Osteoporosis is a devastating condition characterized by decreased bone mass, and affects over 50% of the population over 50 years old. Progression of osteoporosis results in significantly heightened risk of fracture leading to loss of mobility, prolonged rehabilitation, and even mortality due to extended hospitalization. Current therapeutic options exist to combat low bone mass, but these treatments are being met with increasing concern as reports emerge of atypical fractures and necrosis. Thus, new therapeutic strategies are required.
Bone is highly dynamic, and it has long been known that physical load is a potent stimulus of bone formation. Despite this, none of the current treatments for bone disease leverage the inherent mechanosensitivity of bone – the ability of bone cells to sense and respond to mechanical forces such as exercise. One potential therapeutic target is the primary cilium. Primary cilia are solitary antenna-like organelles, and over the last 20 years have been identified as a critical cellular mechanosensor. Primary cilia and cell mechanotransduction are critical to the function of numerous cells and tissues. Thus, understanding primary cilia-mediated mechanotransduction has potential applications in treating kidney and liver disease, atherosclerosis, osteoarthritis, and even certain cancers. Previous work from our group has demonstrated that disruption of the cilium impairs bone cell mechanosensitivity, resulting in abrogated whole bone adaptation in response to physical load.

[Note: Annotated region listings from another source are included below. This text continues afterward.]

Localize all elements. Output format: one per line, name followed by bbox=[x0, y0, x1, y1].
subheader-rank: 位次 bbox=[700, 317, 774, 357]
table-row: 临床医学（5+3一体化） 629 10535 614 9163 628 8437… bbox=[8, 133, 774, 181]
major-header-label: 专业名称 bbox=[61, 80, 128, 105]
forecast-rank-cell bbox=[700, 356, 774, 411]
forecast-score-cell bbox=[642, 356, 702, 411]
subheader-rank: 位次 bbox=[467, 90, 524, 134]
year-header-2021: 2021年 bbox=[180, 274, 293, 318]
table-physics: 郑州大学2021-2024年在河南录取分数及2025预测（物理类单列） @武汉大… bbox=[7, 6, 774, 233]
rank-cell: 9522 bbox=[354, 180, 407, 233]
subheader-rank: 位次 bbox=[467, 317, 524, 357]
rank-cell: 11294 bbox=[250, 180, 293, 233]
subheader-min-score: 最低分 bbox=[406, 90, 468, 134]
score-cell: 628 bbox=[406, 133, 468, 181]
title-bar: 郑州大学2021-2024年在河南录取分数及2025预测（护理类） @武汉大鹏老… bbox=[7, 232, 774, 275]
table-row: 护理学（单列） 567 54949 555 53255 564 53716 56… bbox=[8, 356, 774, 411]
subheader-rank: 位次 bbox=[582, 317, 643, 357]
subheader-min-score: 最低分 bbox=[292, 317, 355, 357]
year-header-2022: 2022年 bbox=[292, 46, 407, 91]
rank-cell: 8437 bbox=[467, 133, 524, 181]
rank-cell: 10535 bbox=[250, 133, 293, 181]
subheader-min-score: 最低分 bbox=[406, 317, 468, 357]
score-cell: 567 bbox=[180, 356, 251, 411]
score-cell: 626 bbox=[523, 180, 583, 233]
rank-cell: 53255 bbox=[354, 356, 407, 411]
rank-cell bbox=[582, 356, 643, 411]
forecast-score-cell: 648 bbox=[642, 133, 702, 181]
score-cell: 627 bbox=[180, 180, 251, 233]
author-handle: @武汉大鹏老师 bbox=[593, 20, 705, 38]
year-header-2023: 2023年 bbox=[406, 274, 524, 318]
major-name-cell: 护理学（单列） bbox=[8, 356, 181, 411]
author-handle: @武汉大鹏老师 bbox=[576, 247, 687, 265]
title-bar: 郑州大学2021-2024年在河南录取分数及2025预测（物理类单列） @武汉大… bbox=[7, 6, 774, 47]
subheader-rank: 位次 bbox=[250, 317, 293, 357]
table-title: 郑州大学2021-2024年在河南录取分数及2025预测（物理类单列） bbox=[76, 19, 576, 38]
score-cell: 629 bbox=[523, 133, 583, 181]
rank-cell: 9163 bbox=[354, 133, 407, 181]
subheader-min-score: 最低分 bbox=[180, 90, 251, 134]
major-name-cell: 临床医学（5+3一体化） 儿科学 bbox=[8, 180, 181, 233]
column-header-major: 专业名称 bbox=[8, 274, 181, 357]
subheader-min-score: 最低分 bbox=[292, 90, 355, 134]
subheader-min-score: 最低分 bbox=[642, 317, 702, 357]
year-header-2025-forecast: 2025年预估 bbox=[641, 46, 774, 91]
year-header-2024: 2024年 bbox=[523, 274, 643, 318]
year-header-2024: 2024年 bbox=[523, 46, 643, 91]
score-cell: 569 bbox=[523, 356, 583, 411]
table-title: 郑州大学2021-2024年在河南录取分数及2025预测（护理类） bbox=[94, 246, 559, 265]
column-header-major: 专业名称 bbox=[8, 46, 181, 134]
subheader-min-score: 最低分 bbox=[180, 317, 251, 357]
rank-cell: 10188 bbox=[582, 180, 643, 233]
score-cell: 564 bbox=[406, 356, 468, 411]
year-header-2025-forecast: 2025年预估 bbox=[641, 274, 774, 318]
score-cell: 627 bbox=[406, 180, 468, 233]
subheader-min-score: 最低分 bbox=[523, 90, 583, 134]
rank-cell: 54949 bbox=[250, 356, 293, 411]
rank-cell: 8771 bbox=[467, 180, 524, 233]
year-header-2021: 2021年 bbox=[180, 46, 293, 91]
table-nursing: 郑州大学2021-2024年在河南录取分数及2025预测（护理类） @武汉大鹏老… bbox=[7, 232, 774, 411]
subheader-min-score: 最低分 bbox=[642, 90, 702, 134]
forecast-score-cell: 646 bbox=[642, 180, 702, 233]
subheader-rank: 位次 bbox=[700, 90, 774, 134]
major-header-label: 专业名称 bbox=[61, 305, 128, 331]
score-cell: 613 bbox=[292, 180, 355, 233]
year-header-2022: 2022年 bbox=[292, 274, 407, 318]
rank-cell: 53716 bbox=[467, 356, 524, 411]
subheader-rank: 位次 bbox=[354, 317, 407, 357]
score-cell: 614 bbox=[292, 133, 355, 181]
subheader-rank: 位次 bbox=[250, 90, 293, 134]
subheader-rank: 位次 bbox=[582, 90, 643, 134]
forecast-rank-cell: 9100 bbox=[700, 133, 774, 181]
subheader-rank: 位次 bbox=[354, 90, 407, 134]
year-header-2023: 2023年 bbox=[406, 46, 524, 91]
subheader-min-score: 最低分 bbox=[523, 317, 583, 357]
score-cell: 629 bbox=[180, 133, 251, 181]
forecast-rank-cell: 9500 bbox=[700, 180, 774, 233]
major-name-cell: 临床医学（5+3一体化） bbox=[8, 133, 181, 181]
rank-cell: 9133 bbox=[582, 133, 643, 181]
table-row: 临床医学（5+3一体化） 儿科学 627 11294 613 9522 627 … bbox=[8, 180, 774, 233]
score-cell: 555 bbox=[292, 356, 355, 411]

In this thesis we examine the potential of targeting the primary cilium to enhance bone cell mechanosensitivity and promote whole bone formation. First, we demonstrate the pharmacologically increasing primary cilia length significantly enhances cell mechanotransduction. Next, we expand our list of candidate compounds to manipulate ciliogenesis through the use of high-throughput drug screening. We developed an automated platform for culturing, staining, imaging, and analyzing nearly 7000 small molecules with known biologic activity, and classify them based on mechanism of action. One of these compounds is then used in a co-culture model to study the effects of manipulating osteocyte primary ciliamediated mechanosensing on pro-osteogenic paracrine signaling to promote the activity of boneforming osteoblasts and osteogenic differentiation of mesenchymal stem cells. Finally, we translate our in vitro findings into an in vivo model of load-induced bone formation using the same compound to enhance cell mechanotransduction. We demonstrate that we can sensitize bones to mechanical stimulation to enhance load-induced bone formation in healthy and osteoporotic animals, with minimal adverse effects. Together, this work demonstrates the therapeutic potential and viability of targeting primary cilia-mediated mechanotransduction for treating bone diseases.